Silvio Berlusconi, whom Prime Minister Vladimir Putin called “one of the last Mohicans of European politics” during the Valdai Club meeting on Nov. 11, resigned hours later amid a financial crisis. He had served 17 years in Italian politics.
“I am convinced that Italy greatly benefited from his many years in power,” Putin said at Valdai, while praising Berlusconi for his “political stability.”
It is understandable why Putin held Berlusconi’s political skills in such high regard. The two share many of the same notions of state capitalism and “managed democracy.”

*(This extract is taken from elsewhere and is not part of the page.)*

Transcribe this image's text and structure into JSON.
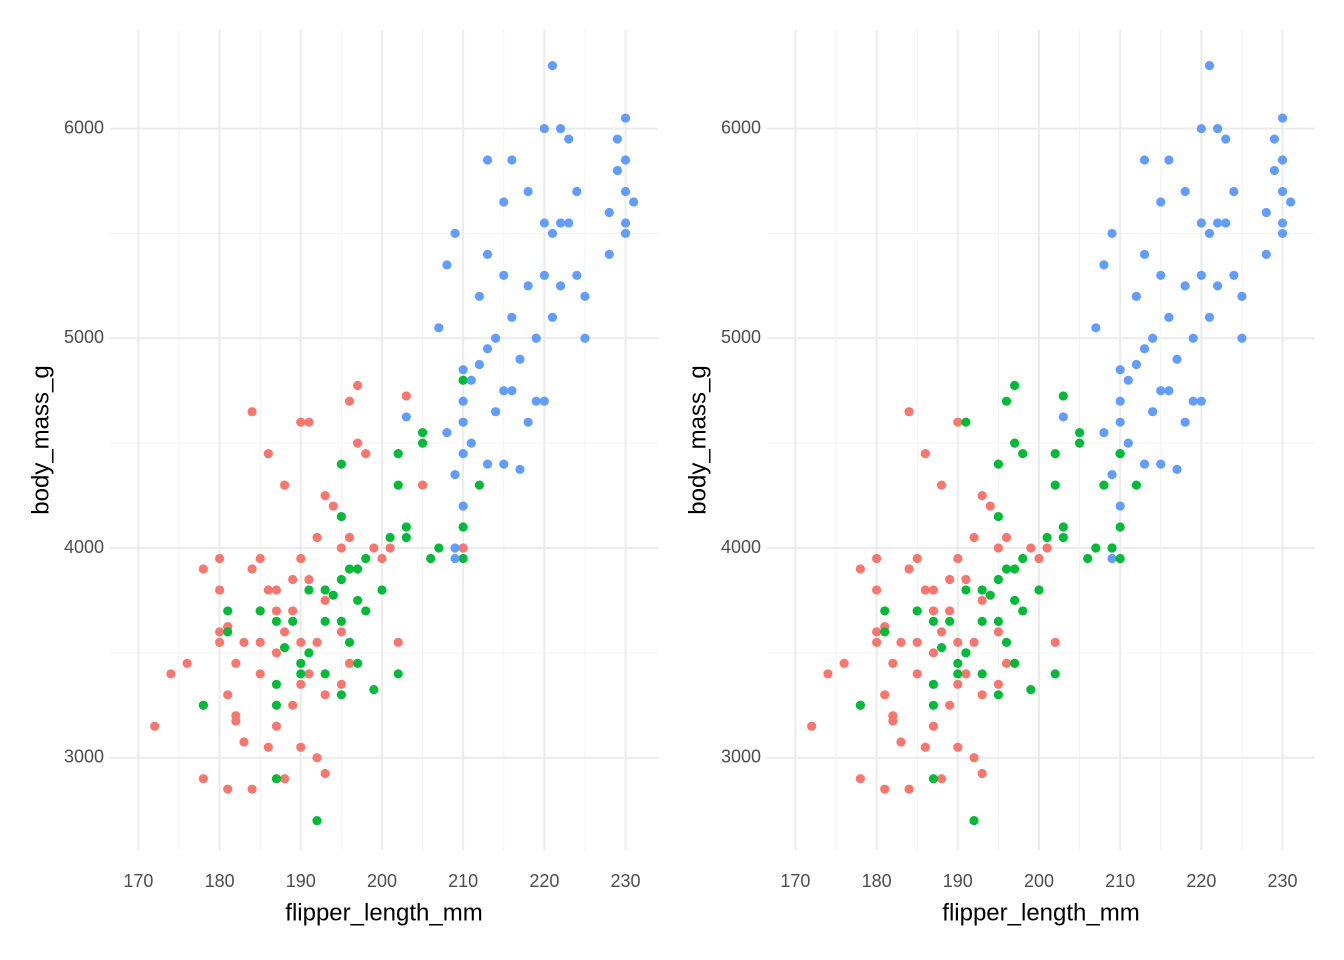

For one, as Alexander Stille argued in a Washington Post comment last week, Berlusconi increased the level of monopolization in key industries, trampling over elementary notions of conflict of interest.
Second, he helped his friends who were indicted on corruption charges get elected to parliament, where they enjoyed immunity from prosecution. Then, once in parliament, they passed legislation that benefited Berlusconi’s business interests.
Finally, Berlusconi, who sits atop his own private media empire, used his own version of “administrative resources” to control the content on the competing state television company, particularly to stifle critical reports of him.
According to Stille, under Berlusconi, “Italy plummeted by almost every international economic and social measure: from economic competitiveness and freedom to transparency and press freedom.”
The close Putin-Berlusconi bromance was a concern to Ronald Spogli, U.S. ambassador to Italy, who, according to published WikiLeaks cables, wrote that Berlusconi “admires Putin’s macho, decisive and authoritarian governing style, which the Italian PM believes matches his own.” Citing allegations from members of the opposition PD party, Spogli also wrote that Berlusconi and members of his elite may have benefited financially from the many energy deals between the two countries, including the giant $20 billion Gazprom-Eni South Stream pipeline project. (Berlusconi denied these charges.)
But the real question for Russia is what lessons, if any, will Putin learn from the Berlusconi era and its demise?
There is an old, established rule among actors to leave the stage at the peak of their careers so that they can leave a positive legacy. Berlusconi didn’t follow this rule. After he handed in his resignation, he was forced to sneak out of the presidential palace through a back exit to avoid angry crowds screaming “Buffoon!” and “Go home!”
In 2007, a year before his second presidential term ended, Putin, too, was at the height of his popularity. His ratings exceeded 80 percent. During this period, his most avid supporters led the “For Putin!” movement to try to convince Putin to change the Constitution and run for a third consecutive presidential term.
Others argued that Putin should step down in 2008 while he was still at the peak of his popularity. In this way, the argument went, Putin could leave Russia and history with a positive legacy: high economic growth, an increase in the standard of living for many Russians and a reversal — at least in part — of the chaos and lawlessness of the Boris Yeltsin era.
But Putin never really stepped down in 2008, as he himself divulged when he announced his presidential bid at the United Russia convention in September. The problem with Putin overstaying his welcome is that his stability-stagnation model of development is losing steam, and his approval ratings have dropped more than 20 points since 2007 to 61 percent, according to a Levada Center poll in November.
If this trend continues, and if Russia gets dragged down further in the global recession amid a drop in oil prices, Putin’s “Berlusconi moment” could very well come at his 18-year mark — in 2018, when his third presidential term ends.
But don’t expect Putin to exit stage left. First, Russia doesn’t have Italy’s checks and balances in parliament or civil society. Although far from perfect, they played a key role in convincing and pressuring Berlusconi to resign.
Second, Putin appears to be more out of touch with reality than Berlusconi, which happens when “absolute power corrupts absolutely.” (To make matters worse, Putin is surrounded by advisers and members of his inner circle who often feed him misleading information, seemingly driven by their own self-interest to remain in control for as long as possible.) Recall, for example, Putin’s statement in 2007, when, in answer to a question from a Der Spiegel reporter as to whether he is a “pure democrat,” he said only half-jokingly: “Of course, I am. … I am all alone — the only one of my kind in the whole world. … There is no one else [for me] to talk to since Mahatma Gandhi died.”
These delusions sound frighteningly similar to those of former Libyan leader Moammar Gadhafi, who also had no idea whatsoever when it was time to leave his post — or his country for that matter.
The real question is whether Putin will be smart enough to end his political career through the back exit a la Berlusconi. The other option — a bloody, violent Gadhafi-like denouement — is hardly an attractive one for Russia.
Michael Bohm is opinion page editor of The Moscow Times.